Elizabeth Cotten was born, literally, "on the wrong side of the tracks" in Chapel Hill, North Carolina, and it was the memory of the passing trains which provided the rhythm and inspiration for her song "Freight Train". At the age of 8, she left school to work as a domestic servant for a white family, for a dollar a month, which her mother saved to buy her a guitar. Through her teens and twenties, she wrote songs, performing for friends and family, and sometimes in church, but, with the pressure of domestic work and bringing up a daughter, and upon the advice of her church leaders, she gave up her "worldly music". Some 25 years later, when she was working in a department store in Washington DC, she rescued a three year old girl who was lost, returning her to her mother. Impressed, the mother swiftly made arrangements to employ Cotten as their housekeeper. The family was the musical Seeger family: both parents were composers and music teachers and the little girl was Peggy Seeger (see post May 6th 2020, ), younger stepsister of American folk music legend Pete Seeger. Elizabeth had been working for them for a number of years when Peggy chanced upon her playing one of the family guitars. Elizabeth apologised but Peggy urged her to to carry on and was astounded by what she heard. Brother Mike Seeger, himself an established folk singer, began recording her songs, and Elizabeth began playing small concerts, at first in support of Mike and then in the homes of senators and congressmen, including one John F Kennedy, with such success that, at the ripe old age of 62, she finally recorded and released her first album.

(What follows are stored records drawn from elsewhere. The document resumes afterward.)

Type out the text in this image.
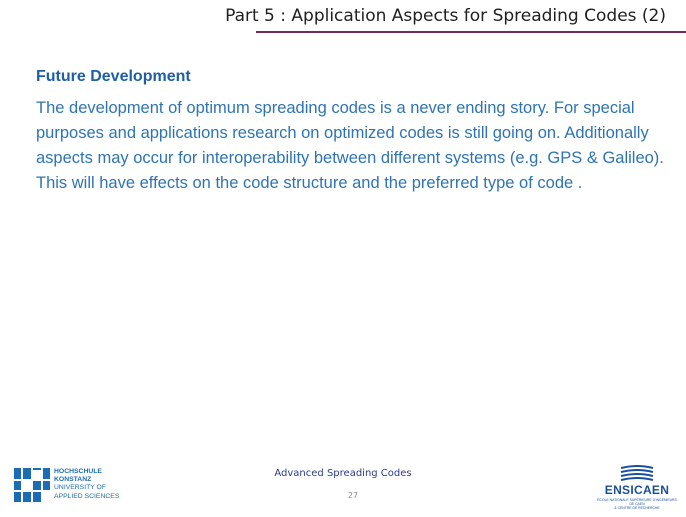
Part 5 : Application Aspects for Spreading Codes (2)
Future Development

The development of optimum spreading codes is a never ending story. For special purposes and applications research on optimized codes is still going on. Additionally aspects may occur for interoperability between different systems (e.g. GPS & Galileo). This will have effects on the code structure and the preferred type of code .

HOCHSCHULE
KONSTANZ
UNIVERSITY OF
APPLIED SCIENCES
Advanced Spreading Codes
27	ENSICAEN
ÉCOLE NATIONALE SUPÉRIEURE D'INGÉNIEURS DE CAEN
& CENTRE DE RECHERCHE
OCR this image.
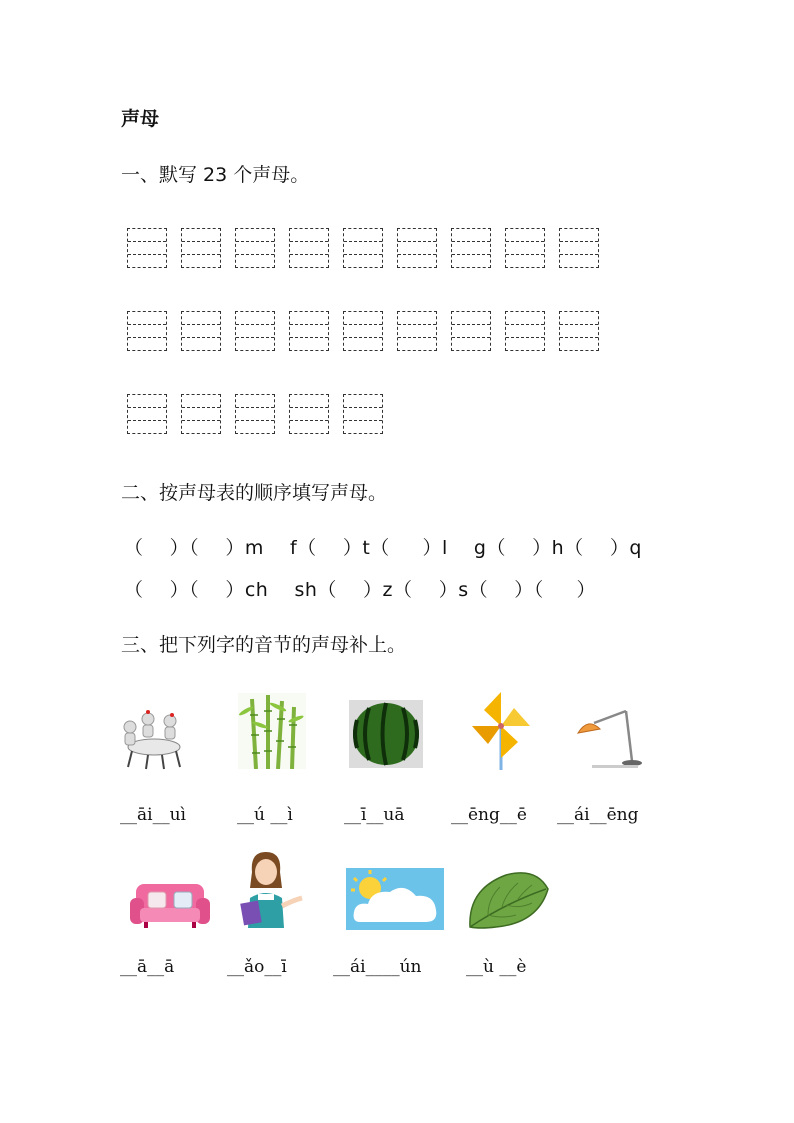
声母
一、默写 23 个声母。
二、按声母表的顺序填写声母。
（    ）（    ）m    f（    ）t（     ）l    g（    ）h（    ）q
（    ）（    ）ch    sh（    ）z（    ）s（    ）（     ）
三、把下列字的音节的声母补上。
__āi__uì	__ú __ì	__ī__uā	__ēng__ē __ái__ēng
__ā__ā	__ǎo__ī	__ái____ún	__ù __è
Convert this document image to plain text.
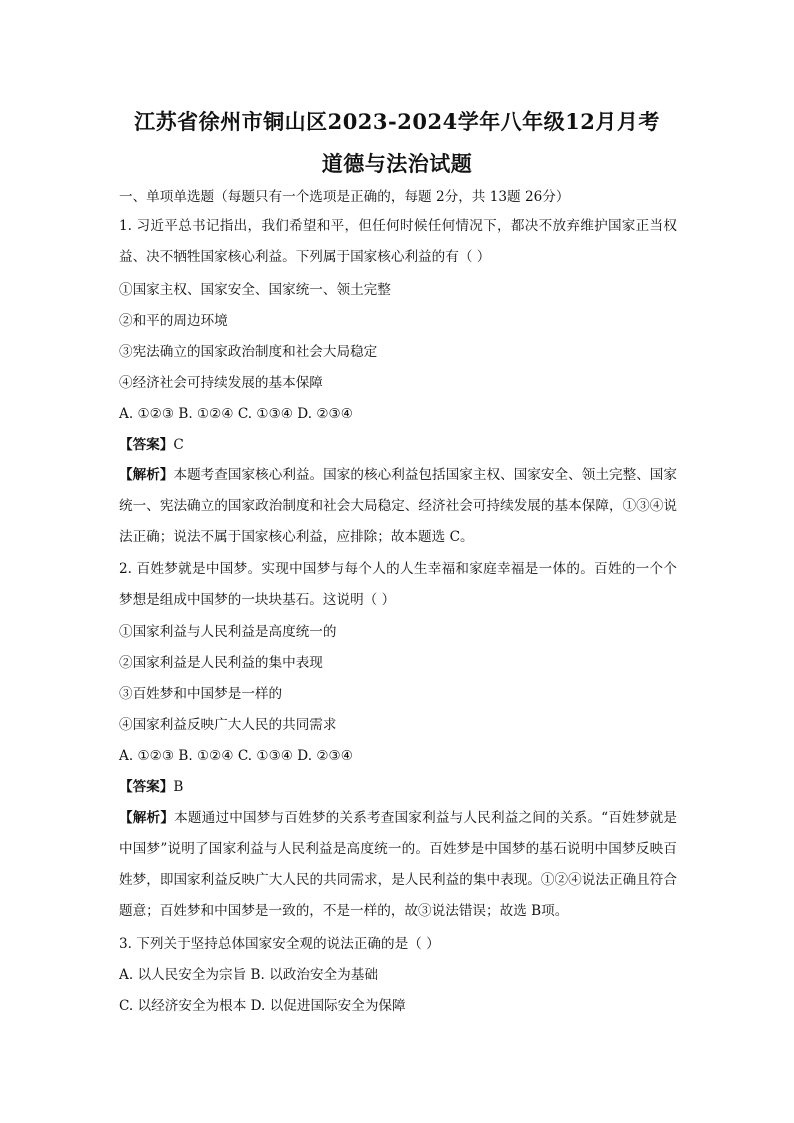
江苏省徐州市铜山区2023-2024学年八年级12月月考
道德与法治试题
一、单项单选题（每题只有一个选项是正确的，每题 2分，共 13题 26分）
1. 习近平总书记指出，我们希望和平，但任何时候任何情况下，都决不放弃维护国家正当权益、决不牺牲国家核心利益。下列属于国家核心利益的有（ ）
①国家主权、国家安全、国家统一、领土完整
②和平的周边环境
③宪法确立的国家政治制度和社会大局稳定
④经济社会可持续发展的基本保障
A. ①②③ B. ①②④ C. ①③④ D. ②③④
【答案】C
【解析】本题考查国家核心利益。国家的核心利益包括国家主权、国家安全、领土完整、国家统一、宪法确立的国家政治制度和社会大局稳定、经济社会可持续发展的基本保障，①③④说法正确；说法不属于国家核心利益，应排除；故本题选 C。
2. 百姓梦就是中国梦。实现中国梦与每个人的人生幸福和家庭幸福是一体的。百姓的一个个梦想是组成中国梦的一块块基石。这说明（ ）
①国家利益与人民利益是高度统一的
②国家利益是人民利益的集中表现
③百姓梦和中国梦是一样的
④国家利益反映广大人民的共同需求
A. ①②③ B. ①②④ C. ①③④ D. ②③④
【答案】B
【解析】本题通过中国梦与百姓梦的关系考查国家利益与人民利益之间的关系。“百姓梦就是中国梦”说明了国家利益与人民利益是高度统一的。百姓梦是中国梦的基石说明中国梦反映百姓梦，即国家利益反映广大人民的共同需求，是人民利益的集中表现。①②④说法正确且符合题意；百姓梦和中国梦是一致的，不是一样的，故③说法错误；故选 B项。
3. 下列关于坚持总体国家安全观的说法正确的是（ ）
A. 以人民安全为宗旨 B. 以政治安全为基础
C. 以经济安全为根本 D. 以促进国际安全为保障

When Peggy Seeger moved to England in the late fifties, she performed Cotten's "Freight Train" and it quickly became a staple of the folk circuits. As happened with a lot of folk songs whose authors were seemingly lost in the sands of time a pair of music sharpies, names of Paul James and Fred Williams, copyrighted "Freight Train" as their own composition so when in 1957 Chas McDevitt and his journeyman skiffle group, had a million seller hit with the song on both sides of the Atlantic, Cotten was initially robbed of her dues until the Seeger family intervened, and she received a third of the writers' income accruing.

"Freight Train" was one of the numbers that inspired and featured in the set of the original Quarrymen, the juvenile Liverpudlian skiffle band that featured John Lennon, Paul McCartney and George Harrison and gave birth to the Beatles.

Nenuncio made a full recovery and went on to in many races in Italy. I never saw Aylie or Mark again, so they could still be together for all I know. Elizabeth Cotten died in 1987 aged 94, but not before she had recorded seven albums, toured the US many times over, won a Grammy award for a recording of one of her concerts and bought her own house. In 1963, she also finally received sole accreditation for writing "Freight Train".